Kernes got diagnosed 2 days after he was officially elected the Mayor of Kharkiv by 60,34% of voters. The politician was expected to recover and get back to his duties, yet his health condition was rapidly getting worse. In 2014 Kernes was attacked during an assassination attempt and since then had to be moving around in a wheelchair.
Founded in the early 18th century, the Charité Medical Center is considered one of the best in Germany. However, the clinic’s excellent reputation was affected by its repeated involvement in political scandals, that have turned Berlin’s oldest hospital into a kind of an expert center causing major cleavages that increase tensions between those in power and those in the opposition in Eastern Europe. Among the recent cases, that was the high-profile case of Navalny, whom the Charité doctors diagnosed with Novichok poisoning, and in 2013, German doctors provided an equally fatal diagnosis for Ukraine’s ex-Prime Minister Yulia Tymoshenko, who was then in prison. However, following her release from jail and a weeklong treatment, Tymoshenko fully recovered. In 2018, experts at Charité announced that Pyotr Verzilov, a Russian opposition activist with quite limited support and recognition rating, was poisoned with an unknown substance. Earlier, in 2004, doctors at Charité repeatedly changed the diagnosis of Victor Yushchenko, then the frontrunner in the presidential race in Ukraine. Active involvement into political issues and related statements make the clinic’s reputation highly controversial.

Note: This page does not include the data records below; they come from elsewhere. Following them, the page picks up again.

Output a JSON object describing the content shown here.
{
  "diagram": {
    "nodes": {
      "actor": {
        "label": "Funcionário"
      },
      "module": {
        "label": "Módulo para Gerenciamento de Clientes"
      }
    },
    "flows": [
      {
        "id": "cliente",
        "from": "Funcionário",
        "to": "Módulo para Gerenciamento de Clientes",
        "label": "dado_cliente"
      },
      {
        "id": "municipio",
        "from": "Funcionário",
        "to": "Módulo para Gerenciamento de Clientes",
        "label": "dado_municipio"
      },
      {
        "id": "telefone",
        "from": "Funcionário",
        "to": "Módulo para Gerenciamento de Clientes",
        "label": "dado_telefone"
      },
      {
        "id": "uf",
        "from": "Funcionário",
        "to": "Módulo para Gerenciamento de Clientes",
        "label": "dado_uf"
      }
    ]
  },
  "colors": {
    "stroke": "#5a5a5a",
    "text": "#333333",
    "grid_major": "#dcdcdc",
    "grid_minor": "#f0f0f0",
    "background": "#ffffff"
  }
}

As a result, a number of Russian and Ukrainian media outlets now say that Gennady Kernes, who maintained close contacts with Moscow, could have been intentionally mistreated, adding suspicion to his sudden death. The cases of Yushenko, Navalny, Timoshenko, Verzilov, Kernes and other ones that are actively used at the political and geopolitical arena, make more and more experts and civil activists demand transparency and information disclosure, including medical history, regarding the patients whose health and diagnosis can affect the lives of millions.